The California Supreme Court has ruled that individuals - such as bloggers - who use the Internet to distribute information from another source may not be held to account if the material is considered defamatory. This is a reversal of a previous lower court decision. The ruling supports federal law that clears individuals of liability if they transmit, but are not the source of, defamatory information. It expands protections the law gives to Internet service providers to include bloggers and activist Web sites.
'We acknowledge that recognizing broad immunity for defamatory republication on the Internet has some troubling consequences,' California's high court justices said in their opinion. 'Until Congress chooses to revise the settled law in this area, however, plaintiffs who contend they were defamed in an Internet posting may only seek recovery from the original source of the statement,' the decision stated.

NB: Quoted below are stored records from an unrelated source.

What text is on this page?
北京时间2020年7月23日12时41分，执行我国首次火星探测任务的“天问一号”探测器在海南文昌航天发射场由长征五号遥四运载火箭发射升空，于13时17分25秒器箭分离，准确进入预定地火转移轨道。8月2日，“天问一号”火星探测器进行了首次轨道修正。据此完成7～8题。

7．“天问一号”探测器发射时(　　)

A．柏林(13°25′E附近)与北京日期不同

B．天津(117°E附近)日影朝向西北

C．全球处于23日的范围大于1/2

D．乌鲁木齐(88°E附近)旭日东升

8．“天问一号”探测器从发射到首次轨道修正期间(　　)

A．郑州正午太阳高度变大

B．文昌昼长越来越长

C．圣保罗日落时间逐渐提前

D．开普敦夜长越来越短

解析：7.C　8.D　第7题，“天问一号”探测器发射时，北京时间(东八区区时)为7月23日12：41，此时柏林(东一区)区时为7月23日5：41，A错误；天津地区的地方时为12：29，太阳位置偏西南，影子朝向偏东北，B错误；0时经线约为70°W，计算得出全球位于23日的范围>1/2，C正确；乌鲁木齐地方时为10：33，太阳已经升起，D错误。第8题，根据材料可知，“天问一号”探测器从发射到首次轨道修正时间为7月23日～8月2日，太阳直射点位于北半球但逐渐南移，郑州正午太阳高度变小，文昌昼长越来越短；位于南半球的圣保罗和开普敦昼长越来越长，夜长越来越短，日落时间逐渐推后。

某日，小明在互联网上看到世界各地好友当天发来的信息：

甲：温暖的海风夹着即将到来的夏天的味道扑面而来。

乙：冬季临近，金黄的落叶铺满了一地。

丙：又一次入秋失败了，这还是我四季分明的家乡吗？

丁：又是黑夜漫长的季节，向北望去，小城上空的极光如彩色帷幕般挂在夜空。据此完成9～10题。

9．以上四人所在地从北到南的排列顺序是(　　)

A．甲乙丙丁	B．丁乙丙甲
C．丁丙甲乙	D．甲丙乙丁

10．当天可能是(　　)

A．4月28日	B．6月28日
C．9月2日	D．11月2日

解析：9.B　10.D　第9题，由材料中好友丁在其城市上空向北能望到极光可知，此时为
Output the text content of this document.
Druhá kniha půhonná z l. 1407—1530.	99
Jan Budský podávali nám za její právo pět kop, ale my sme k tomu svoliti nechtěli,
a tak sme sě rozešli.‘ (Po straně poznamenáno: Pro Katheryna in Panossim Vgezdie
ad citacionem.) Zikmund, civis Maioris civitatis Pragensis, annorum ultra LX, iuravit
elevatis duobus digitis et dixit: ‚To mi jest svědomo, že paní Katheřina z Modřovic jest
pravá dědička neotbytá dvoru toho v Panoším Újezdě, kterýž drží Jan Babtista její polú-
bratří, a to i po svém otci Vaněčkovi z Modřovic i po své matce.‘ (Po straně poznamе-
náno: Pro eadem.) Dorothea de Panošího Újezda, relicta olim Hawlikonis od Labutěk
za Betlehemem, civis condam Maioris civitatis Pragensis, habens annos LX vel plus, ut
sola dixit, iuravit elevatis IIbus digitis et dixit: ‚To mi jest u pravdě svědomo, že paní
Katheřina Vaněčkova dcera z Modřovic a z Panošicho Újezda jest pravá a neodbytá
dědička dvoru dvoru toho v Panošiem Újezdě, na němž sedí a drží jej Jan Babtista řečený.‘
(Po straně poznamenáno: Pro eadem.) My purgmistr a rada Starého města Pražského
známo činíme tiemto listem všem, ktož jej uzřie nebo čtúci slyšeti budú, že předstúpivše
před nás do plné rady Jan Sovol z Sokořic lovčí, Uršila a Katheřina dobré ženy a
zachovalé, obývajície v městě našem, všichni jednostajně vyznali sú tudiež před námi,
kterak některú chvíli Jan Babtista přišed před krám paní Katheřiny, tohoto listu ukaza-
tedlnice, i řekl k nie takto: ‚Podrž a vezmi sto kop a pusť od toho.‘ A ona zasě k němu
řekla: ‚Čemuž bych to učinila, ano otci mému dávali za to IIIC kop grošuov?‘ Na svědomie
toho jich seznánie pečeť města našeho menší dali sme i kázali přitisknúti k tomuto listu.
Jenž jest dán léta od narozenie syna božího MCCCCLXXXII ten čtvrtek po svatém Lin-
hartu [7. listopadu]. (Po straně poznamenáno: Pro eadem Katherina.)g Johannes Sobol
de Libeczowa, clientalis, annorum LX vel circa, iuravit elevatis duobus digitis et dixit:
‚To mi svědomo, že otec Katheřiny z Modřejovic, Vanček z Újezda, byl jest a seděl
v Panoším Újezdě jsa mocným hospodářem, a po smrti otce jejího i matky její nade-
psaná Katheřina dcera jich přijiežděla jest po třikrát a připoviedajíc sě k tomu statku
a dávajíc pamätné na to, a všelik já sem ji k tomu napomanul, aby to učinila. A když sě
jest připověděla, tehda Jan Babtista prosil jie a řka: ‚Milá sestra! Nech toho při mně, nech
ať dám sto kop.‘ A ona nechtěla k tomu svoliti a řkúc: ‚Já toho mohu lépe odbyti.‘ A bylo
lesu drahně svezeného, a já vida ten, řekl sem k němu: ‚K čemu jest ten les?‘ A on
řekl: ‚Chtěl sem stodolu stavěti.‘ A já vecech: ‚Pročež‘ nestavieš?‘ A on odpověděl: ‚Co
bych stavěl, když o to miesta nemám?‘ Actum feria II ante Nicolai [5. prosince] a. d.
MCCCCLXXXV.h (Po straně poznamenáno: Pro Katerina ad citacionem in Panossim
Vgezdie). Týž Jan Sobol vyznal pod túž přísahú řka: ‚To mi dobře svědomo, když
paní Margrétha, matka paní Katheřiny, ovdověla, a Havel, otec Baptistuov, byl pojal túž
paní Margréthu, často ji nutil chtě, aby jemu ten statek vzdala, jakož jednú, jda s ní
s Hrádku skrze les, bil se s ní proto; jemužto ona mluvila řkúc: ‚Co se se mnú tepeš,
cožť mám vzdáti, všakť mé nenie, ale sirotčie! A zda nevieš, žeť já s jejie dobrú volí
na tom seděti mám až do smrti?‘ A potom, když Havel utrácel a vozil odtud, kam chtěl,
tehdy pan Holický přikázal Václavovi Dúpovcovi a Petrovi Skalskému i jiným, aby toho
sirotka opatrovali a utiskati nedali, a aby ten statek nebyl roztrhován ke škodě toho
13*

The opinion, written by Associate Justice Carol Corrigan, addressed a lawsuit by two doctors who claimed defendant Ilena Rosenthal and others distributed emails and Internet postings that republished statements the doctors said impugned their character and competence. Rosenthal, who operates a San Diego-based Web site known as the Humantics Foundation, had countered that her statements were protected speech and immune under the Communications Decency Act of 1996. It holds that: 'No provider or user of an interactive computer service shall be treated as the publisher or speaker of any information provided by another information content provider.'
A California appeals court had ruled that Internet service providers and users could be held liable if they republish a statement if it is known to be defamatory.